Schneider also called on Pope Francis and bishops around the world to understand the public cessation of Holy Mass and sacramental Holy Communion during the Covid-19 epidemic as a “divine rebuke” for the liturgical crisis in the Church for the past fifty years.

“This event has come almost fifty years after the introduction of Communion in the hand (in 1969) and a radical reform of the rite of Mass (in 1969/1970) with its protestantising elements (Offertory prayers) and its horizontal and instructional style of celebration (freestyle moments, celebration in a closed circle and towards the people). The praxis of Communion in the hand over the past fifty years has led to an unintentional and intentional desecration of the Eucharistic Body of Christ on an unprecedented scale,” he said.

“The current cessation of public Holy Mass and Holy Communion could be understood by the Pope and bishops as a divine rebuke for the past fifty years of Eucharistic desecrations and trivializations and, at the same time, as a merciful appeal for an authentic Eucharistic conversion of the entire Church.”
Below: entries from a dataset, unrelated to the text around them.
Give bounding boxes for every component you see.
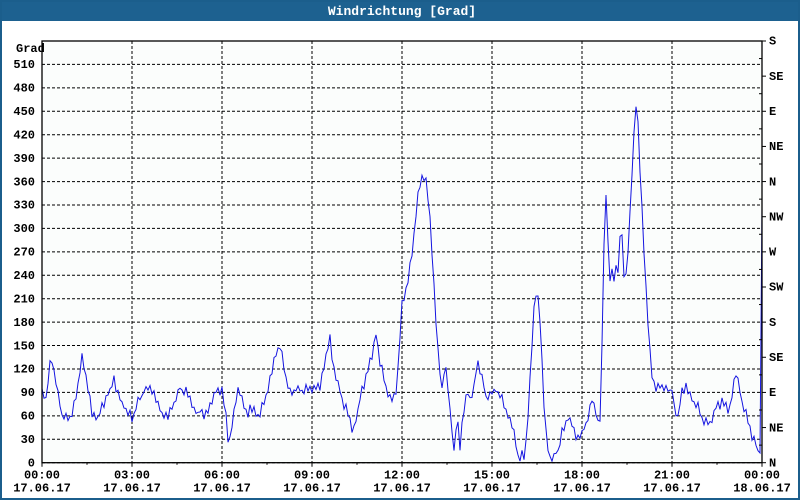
svg-text:450: 450 (13, 105, 35, 119)
svg-text:00:00: 00:00 (744, 469, 780, 483)
svg-text:W: W (769, 246, 777, 260)
svg-text:270: 270 (13, 246, 35, 260)
svg-text:17.06.17: 17.06.17 (373, 482, 431, 496)
svg-text:17.06.17: 17.06.17 (13, 482, 71, 496)
svg-text:17.06.17: 17.06.17 (103, 482, 161, 496)
svg-text:Grad: Grad (16, 42, 45, 56)
svg-text:03:00: 03:00 (114, 469, 150, 483)
svg-text:21:00: 21:00 (654, 469, 690, 483)
svg-text:N: N (769, 175, 776, 189)
svg-text:180: 180 (13, 316, 35, 330)
svg-text:17.06.17: 17.06.17 (643, 482, 701, 496)
svg-text:NW: NW (769, 210, 784, 224)
svg-text:15:00: 15:00 (474, 469, 510, 483)
svg-text:SW: SW (769, 281, 784, 295)
svg-text:S: S (769, 35, 776, 49)
svg-text:18.06.17: 18.06.17 (733, 482, 791, 496)
svg-text:390: 390 (13, 152, 35, 166)
svg-text:300: 300 (13, 222, 35, 236)
svg-text:E: E (769, 386, 776, 400)
svg-text:330: 330 (13, 199, 35, 213)
svg-text:17.06.17: 17.06.17 (193, 482, 251, 496)
svg-text:360: 360 (13, 175, 35, 189)
svg-text:17.06.17: 17.06.17 (463, 482, 521, 496)
svg-text:17.06.17: 17.06.17 (553, 482, 611, 496)
svg-text:30: 30 (21, 433, 35, 447)
svg-text:E: E (769, 105, 776, 119)
svg-text:420: 420 (13, 128, 35, 142)
svg-text:210: 210 (13, 292, 35, 306)
svg-text:90: 90 (21, 386, 35, 400)
svg-text:12:00: 12:00 (384, 469, 420, 483)
svg-text:NE: NE (769, 421, 783, 435)
svg-text:150: 150 (13, 339, 35, 353)
svg-text:240: 240 (13, 269, 35, 283)
svg-text:18:00: 18:00 (564, 469, 600, 483)
svg-text:06:00: 06:00 (204, 469, 240, 483)
svg-text:09:00: 09:00 (294, 469, 330, 483)
svg-text:120: 120 (13, 363, 35, 377)
svg-text:60: 60 (21, 410, 35, 424)
svg-text:SE: SE (769, 351, 783, 365)
svg-text:NE: NE (769, 140, 783, 154)
svg-text:510: 510 (13, 58, 35, 72)
svg-text:S: S (769, 316, 776, 330)
svg-text:00:00: 00:00 (24, 469, 60, 483)
svg-text:480: 480 (13, 82, 35, 96)
svg-text:17.06.17: 17.06.17 (283, 482, 341, 496)
svg-text:SE: SE (769, 70, 783, 84)
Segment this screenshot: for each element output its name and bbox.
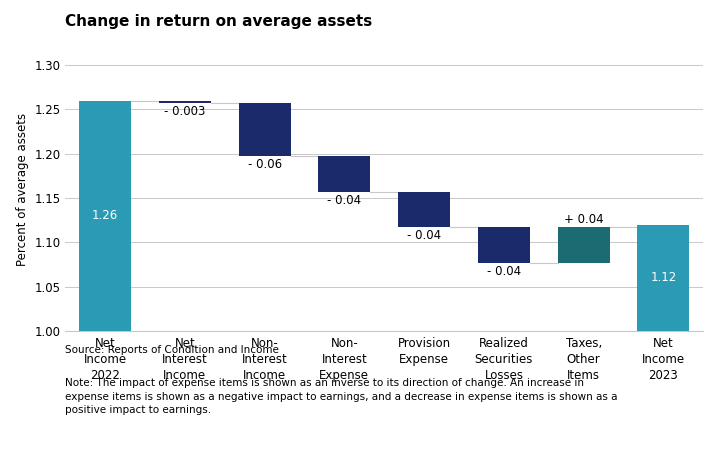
Text: Note: The impact of expense items is shown as an inverse to its direction of cha: Note: The impact of expense items is sho…: [65, 378, 618, 415]
Bar: [558, 228, 610, 263]
Text: - 0.04: - 0.04: [486, 264, 521, 278]
Text: - 0.003: - 0.003: [164, 105, 206, 118]
Text: - 0.04: - 0.04: [327, 193, 362, 207]
Text: - 0.06: - 0.06: [247, 158, 282, 171]
Bar: [239, 103, 291, 157]
Bar: [159, 101, 211, 103]
Bar: [398, 192, 450, 228]
Text: Change in return on average assets: Change in return on average assets: [65, 14, 373, 29]
Bar: [637, 225, 689, 331]
Text: Source: Reports of Condition and Income: Source: Reports of Condition and Income: [65, 345, 279, 355]
Bar: [478, 228, 530, 263]
Y-axis label: Percent of average assets: Percent of average assets: [16, 113, 29, 266]
Text: 1.26: 1.26: [92, 210, 118, 222]
Text: + 0.04: + 0.04: [564, 212, 603, 226]
Text: - 0.04: - 0.04: [407, 229, 442, 242]
Bar: [79, 101, 131, 331]
Bar: [318, 157, 370, 192]
Text: 1.12: 1.12: [650, 272, 676, 284]
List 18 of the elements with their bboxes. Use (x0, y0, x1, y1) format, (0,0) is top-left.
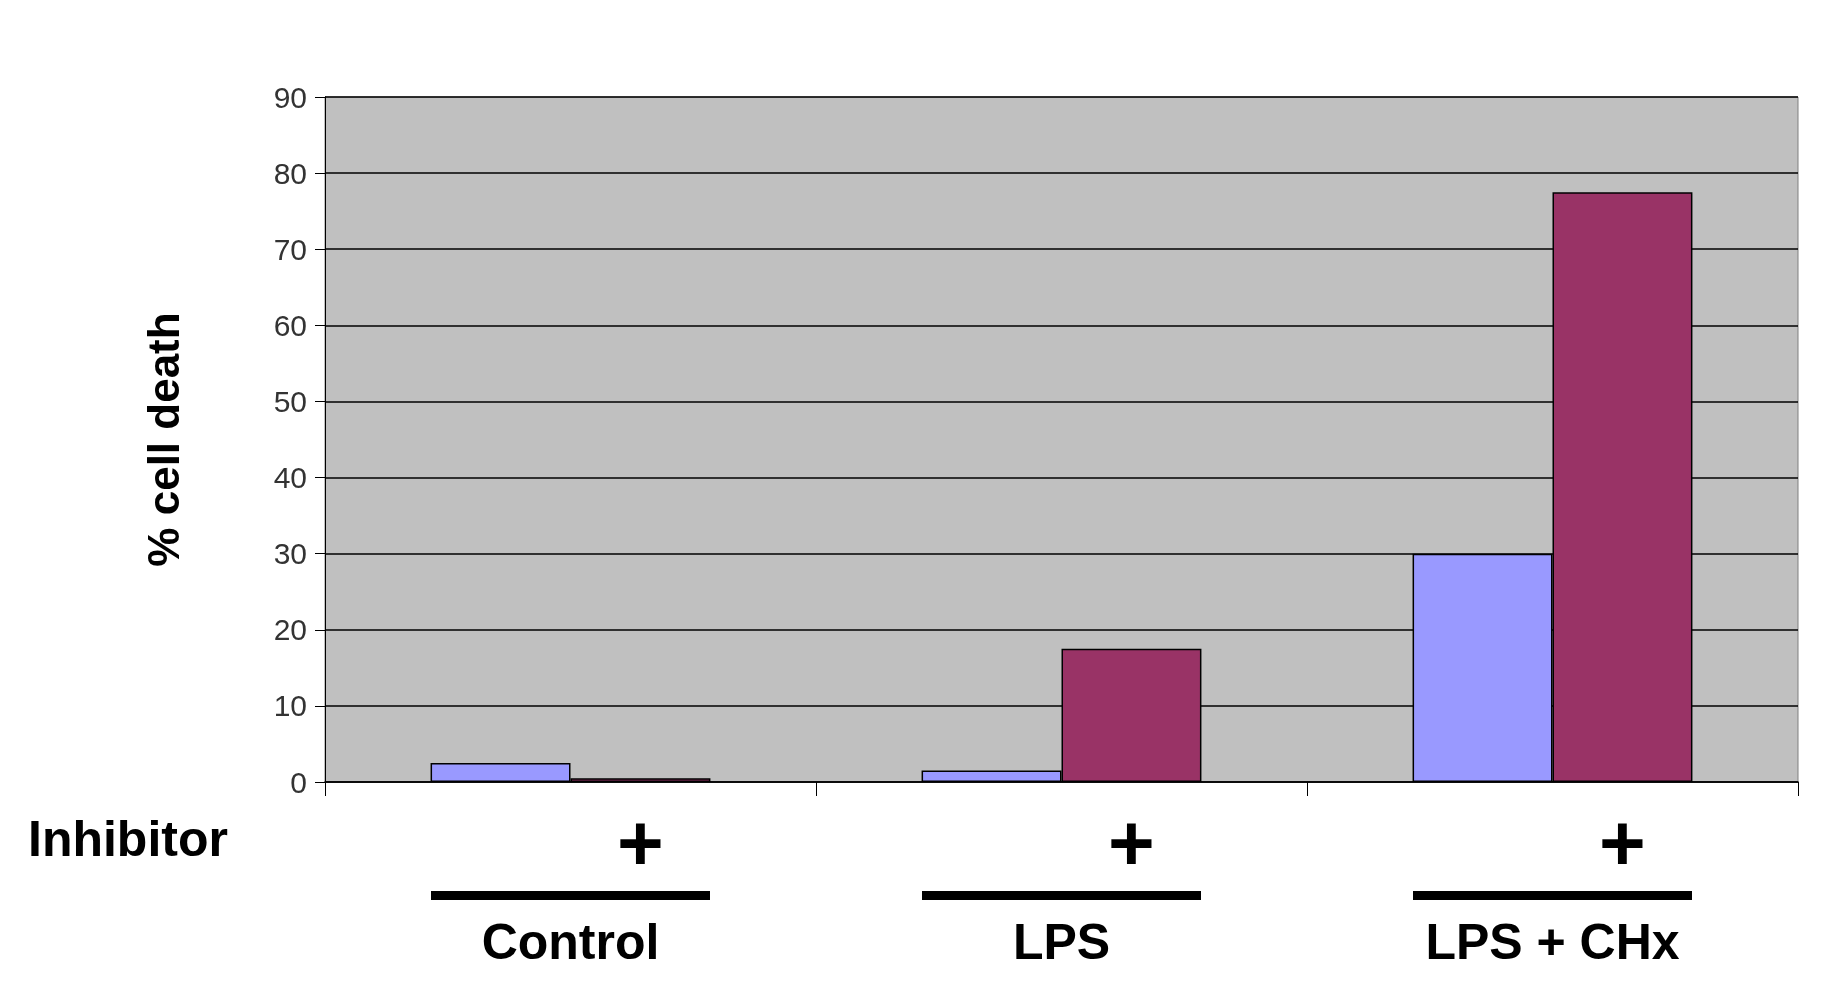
text: + (1599, 797, 1646, 887)
text: + (1108, 797, 1155, 887)
text: + (617, 797, 664, 887)
y-axis-title: % cell death (138, 312, 188, 567)
y-tick-label: 40 (273, 461, 307, 495)
x-tick-label: Control (481, 914, 660, 970)
y-tick-label: 30 (273, 537, 307, 571)
x-tick-label: LPS (1012, 914, 1111, 970)
y-tick-label: 50 (273, 384, 307, 418)
y-tick-label: 60 (273, 308, 307, 342)
y-tick-label: 80 (273, 156, 307, 190)
y-tick-label: 10 (273, 689, 307, 723)
y-tick-label: 90 (273, 80, 307, 114)
text: Inhibitor (28, 811, 228, 867)
y-tick-label: 70 (273, 232, 307, 266)
y-tick-label: 20 (273, 613, 307, 647)
y-tick-label: 0 (290, 765, 307, 799)
x-tick-label: LPS + CHx (1425, 914, 1680, 970)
He called on Pope Francis to “issue concrete liturgical norms” in order to address irreverence to the Holy Eucharist, including making ad orientem celebration of the Eucharistic prayer compulsory and forbidding the reception of Communion in the hand.

“Once the current tribulation has ended, the Pope should issue concrete liturgical norms, in which he invites the entire Church to turn again towards the Lord in the manner of celebration, i.e. celebrant and faithful turned in the same direction during the Eucharistic prayer,” Schneider said.

“The Pope should also forbid the practice of Communion in the hand, for the Church cannot continue unpunished to treat the Holy of Holies in the little sacred Host in such a minimalistic and unsafe manner.”

Schneider also suggested that Pope Francis together with cardinals and bishops should “carry out a public act of reparation in Rome for the sins against the Holy Eucharist, and for the sin of the acts of religious veneration to the Pachamama statues.”

Schneider concluded his address by speaking of the importance of listening to voices of faithful laity, who he said have been “humiliated and despised in the midst of the Church by an arrogant and undoubtedly Pharisaic clericalism.”

“These little lovers and defenders of the Eucharist will renew the life of the Church in our day and these words of Jesus are rightly and deservedly applied to them: “I bless you, O Father, Lord of heaven and earth, because you have kept these things hidden to the wise and intelligent and you have revealed them to the little ones.” (Mt 11, 25) May this truth give us hope and light in the midst of darkness and increase our faith and our love for the Eucharistic Jesus, since when we have the Eucharistic Jesus, we have everything, and nothing will be missed.”